Тусси, словно только теперь поняв, что Энгельс действительно не так уж молод, осторожно спросила:

— А твои товарищи по восстанию живы? Ты знаешь, кто из них где?

— Командир отряда Август Виллих жив. Он на десять лет старше меня. Значит, ему вот-вот стукнет шестьдесят.

— Как он?

— О, с ним мы хлебнули горюшка! — Энгельс на мгновение даже зажмурился словно от слишком резкого света. — Видишь ли, Тусси, люди имеют свойство меняться, и притом порой очень быстро и глубоко.

— Твой командир отошел от революции, стал заурядным бюргером?

— Нет.

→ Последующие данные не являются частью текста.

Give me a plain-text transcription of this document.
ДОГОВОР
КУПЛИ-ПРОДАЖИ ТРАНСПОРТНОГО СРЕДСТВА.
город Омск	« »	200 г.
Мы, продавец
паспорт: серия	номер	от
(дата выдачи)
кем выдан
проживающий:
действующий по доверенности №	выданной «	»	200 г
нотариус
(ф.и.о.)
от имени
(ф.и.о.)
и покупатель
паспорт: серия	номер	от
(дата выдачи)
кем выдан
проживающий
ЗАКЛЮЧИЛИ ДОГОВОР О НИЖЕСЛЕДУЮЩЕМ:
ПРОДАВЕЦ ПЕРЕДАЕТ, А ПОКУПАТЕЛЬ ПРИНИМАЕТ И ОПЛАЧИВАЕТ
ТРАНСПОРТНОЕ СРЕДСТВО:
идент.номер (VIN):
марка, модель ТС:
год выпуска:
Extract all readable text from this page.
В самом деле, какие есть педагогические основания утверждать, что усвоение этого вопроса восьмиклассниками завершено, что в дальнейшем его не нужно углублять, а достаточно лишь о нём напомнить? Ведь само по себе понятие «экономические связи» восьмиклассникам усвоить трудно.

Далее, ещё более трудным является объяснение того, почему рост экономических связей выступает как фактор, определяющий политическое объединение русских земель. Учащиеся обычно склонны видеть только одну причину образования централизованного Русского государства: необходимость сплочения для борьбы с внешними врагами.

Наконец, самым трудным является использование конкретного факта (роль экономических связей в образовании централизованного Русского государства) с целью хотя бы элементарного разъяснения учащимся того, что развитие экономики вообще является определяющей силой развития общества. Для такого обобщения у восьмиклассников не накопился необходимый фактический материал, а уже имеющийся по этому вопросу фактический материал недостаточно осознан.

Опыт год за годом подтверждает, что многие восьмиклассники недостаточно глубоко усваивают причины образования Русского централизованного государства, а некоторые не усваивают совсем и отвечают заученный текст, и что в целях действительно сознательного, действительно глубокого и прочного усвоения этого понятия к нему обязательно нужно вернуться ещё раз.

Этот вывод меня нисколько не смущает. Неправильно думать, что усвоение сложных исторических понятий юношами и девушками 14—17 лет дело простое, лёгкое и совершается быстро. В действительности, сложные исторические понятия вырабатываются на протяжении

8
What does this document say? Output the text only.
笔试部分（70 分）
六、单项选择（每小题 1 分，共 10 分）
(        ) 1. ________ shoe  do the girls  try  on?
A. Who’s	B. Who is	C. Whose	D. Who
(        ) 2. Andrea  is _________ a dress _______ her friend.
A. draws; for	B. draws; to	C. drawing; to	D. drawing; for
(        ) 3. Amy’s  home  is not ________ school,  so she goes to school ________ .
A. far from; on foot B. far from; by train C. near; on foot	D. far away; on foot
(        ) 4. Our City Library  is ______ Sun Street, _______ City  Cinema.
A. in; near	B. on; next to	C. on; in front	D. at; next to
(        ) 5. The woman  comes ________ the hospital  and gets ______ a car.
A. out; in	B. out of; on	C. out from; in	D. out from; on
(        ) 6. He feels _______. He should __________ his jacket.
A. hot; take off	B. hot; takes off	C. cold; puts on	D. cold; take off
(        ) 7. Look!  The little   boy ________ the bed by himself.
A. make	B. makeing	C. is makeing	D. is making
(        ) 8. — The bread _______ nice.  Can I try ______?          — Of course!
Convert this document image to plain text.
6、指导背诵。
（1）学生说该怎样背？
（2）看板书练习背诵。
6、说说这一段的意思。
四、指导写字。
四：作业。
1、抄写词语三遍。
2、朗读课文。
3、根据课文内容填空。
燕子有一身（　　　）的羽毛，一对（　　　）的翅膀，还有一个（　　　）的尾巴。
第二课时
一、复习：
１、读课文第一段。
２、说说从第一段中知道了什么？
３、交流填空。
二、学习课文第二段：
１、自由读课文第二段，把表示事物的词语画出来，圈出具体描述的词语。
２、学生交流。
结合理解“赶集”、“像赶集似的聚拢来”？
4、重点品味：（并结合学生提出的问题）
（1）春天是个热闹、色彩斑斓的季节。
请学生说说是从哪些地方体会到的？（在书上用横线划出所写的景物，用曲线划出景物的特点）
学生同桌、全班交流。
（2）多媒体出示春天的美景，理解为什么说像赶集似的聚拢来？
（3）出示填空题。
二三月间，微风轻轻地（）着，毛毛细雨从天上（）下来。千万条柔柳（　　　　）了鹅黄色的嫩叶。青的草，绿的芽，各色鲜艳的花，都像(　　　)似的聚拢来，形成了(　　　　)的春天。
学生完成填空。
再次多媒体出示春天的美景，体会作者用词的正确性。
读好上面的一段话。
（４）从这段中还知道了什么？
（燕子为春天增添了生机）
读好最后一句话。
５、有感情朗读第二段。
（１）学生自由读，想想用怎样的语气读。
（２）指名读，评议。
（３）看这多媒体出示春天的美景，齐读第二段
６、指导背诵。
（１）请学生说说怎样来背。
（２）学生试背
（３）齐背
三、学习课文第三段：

В некотором смысле даже наоборот; ему не терпелось продолжать революцию любой ценой, несмотря на то что революционная ситуация полностью себя исчерпала. Он впал в сектантство, заразился авантюризмом. Прошло немногим больше года после баденско-пфальцского восстания, как он стал обвинять Маркса в том, что мы слишком дорожим своим покоем, что мы трусы…

— Мавр трус?! Ты трус?! — возмущенно выпалила Тусси.

— Однажды дело дошло до дуэли. Наш благородный и бесстрашный друг Конрад Шрамм не вытерпел оскорбительных выпадов Виллиха против нас и бросил ему вызов.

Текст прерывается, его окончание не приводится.